While this local effort first started as a donation to the annual Community Christmas Lunch - due to the overwhelming support of that event - the meat is now supplied periodically throughout the year.
This year the donation will see about 800 kilos of meat - pork, sausages and chicken - donated to those in need in Cootamundra, Grenfell and Young.
Processed by Matt and Doug Housten and the Campbell family, who operate Hilltops Abattoir, the meat will be distributed to families by the Salvation Army.
This donation is usually observed by an official “hamover” - which this year took place at the Windridge Farms piggery “Wonga” on the Moppity Road and featured special guests NSW Primary Industries Minister and local Member for Burrinjuck Katrina Hodgkinson and Laurie Anderson from the Salvation Army.
“The Salvation Army locally is organised by Laurie Anderson and his wife Fiona - they do a good job and it is a pleasure to work with them,” pork producer Mr Walker said at the presentation last week.
“They have a daily handout of food to clients and with their own oven, deep freeze and facilities are able to store large quantities of food.”
Mr Walker said while Young is known as the nation’s cherry capital, the shire produces more pork than any other shire in NSW.
“Among the state’s pig farmers it is thought of as the pork capital,” he said.
“Every year about 6500 sows in the district produce close to 15,000 pigs that farm gate earn about $37 million, consume 45,000 tonnes of feed made of 25,000 tonnes of grain and about 15,000 tonnes of waste stream food that would otherwise be landfill.”
The local industy, according to Mr Walker, employs about 100 on-farm staff, plus contractors.
“The farms produce about 400 megawatts of electricity from manure - most used on farm and the rest sold onto the grid - we also get about four cente per kilowatt,” he said.
Mr Walker said it had been a mixed year for farmers - with many suffering a bobtail spring with reduced grain yields and soon will be feedling their livestock.
“On the whole it has been good for pigs,” he said.
He said he was grateful to Ms Hodgkinson for enacting new measures to better protect NSW farms from trespass and surveillance activity.

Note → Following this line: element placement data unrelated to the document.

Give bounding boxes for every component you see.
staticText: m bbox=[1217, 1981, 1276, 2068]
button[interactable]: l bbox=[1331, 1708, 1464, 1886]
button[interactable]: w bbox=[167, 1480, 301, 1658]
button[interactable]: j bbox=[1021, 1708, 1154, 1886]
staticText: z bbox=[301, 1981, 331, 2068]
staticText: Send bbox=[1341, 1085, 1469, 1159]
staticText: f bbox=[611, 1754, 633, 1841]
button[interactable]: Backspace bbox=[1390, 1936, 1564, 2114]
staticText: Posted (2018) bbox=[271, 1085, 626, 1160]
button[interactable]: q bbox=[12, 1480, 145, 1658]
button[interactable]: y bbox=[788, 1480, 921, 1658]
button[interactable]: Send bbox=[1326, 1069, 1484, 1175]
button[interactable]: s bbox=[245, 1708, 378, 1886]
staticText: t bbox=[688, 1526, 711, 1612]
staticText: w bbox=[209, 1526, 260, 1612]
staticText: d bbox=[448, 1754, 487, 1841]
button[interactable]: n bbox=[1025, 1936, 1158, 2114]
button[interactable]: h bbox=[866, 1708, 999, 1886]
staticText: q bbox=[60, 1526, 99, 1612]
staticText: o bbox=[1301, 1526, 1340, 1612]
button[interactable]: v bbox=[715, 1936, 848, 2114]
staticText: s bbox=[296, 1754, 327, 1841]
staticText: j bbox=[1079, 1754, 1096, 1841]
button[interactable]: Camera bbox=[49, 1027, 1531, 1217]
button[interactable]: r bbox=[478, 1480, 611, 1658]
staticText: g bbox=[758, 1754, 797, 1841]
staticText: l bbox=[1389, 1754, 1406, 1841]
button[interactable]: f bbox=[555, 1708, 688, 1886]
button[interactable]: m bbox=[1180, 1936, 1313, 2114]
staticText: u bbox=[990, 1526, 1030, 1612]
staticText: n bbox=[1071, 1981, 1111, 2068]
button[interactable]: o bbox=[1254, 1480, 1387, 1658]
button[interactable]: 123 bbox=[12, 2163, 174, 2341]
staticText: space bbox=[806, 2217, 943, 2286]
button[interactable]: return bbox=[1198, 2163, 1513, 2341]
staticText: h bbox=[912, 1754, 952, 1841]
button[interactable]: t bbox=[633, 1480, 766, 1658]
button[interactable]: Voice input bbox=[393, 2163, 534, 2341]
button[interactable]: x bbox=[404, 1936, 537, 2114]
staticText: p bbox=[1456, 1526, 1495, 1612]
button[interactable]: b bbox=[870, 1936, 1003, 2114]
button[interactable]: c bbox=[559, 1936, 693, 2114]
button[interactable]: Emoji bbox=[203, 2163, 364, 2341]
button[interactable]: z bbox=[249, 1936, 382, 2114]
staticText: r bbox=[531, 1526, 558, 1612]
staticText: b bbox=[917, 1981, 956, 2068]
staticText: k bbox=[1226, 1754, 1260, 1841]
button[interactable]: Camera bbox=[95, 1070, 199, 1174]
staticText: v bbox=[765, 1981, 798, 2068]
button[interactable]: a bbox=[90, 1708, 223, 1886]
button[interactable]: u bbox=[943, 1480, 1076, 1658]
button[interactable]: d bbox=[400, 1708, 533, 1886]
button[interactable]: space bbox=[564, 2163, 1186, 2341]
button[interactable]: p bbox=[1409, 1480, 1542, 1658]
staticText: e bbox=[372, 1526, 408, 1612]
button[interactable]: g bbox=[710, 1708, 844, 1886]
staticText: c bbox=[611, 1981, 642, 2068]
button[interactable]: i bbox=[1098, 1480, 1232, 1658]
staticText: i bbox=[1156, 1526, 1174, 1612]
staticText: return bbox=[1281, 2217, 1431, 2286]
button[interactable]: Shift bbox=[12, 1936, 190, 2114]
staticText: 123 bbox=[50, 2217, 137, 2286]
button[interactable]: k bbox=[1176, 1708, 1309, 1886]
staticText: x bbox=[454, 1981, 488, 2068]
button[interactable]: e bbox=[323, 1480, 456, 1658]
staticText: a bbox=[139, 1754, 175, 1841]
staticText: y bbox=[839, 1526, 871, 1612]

“That should make a realistic deterrant to the idealistic ratbags that break our quarantine procedures, frighten our animals and make something of a mockery of the police force - masked farm intruders have been allowed to get away with it.
Mr Walker concluded: “Laurie please take our thanks to your organisation for helping those less fortunate. We enjoy giving you a hand and to the Young pig industry my thanks for your continued support”.
In return Laurie Anderson was full of thanks to the generosity of the industry over the past two years.
“The cost of living has gone up and this goes a long way to ensuring we can help make ends meet for some families,” he said.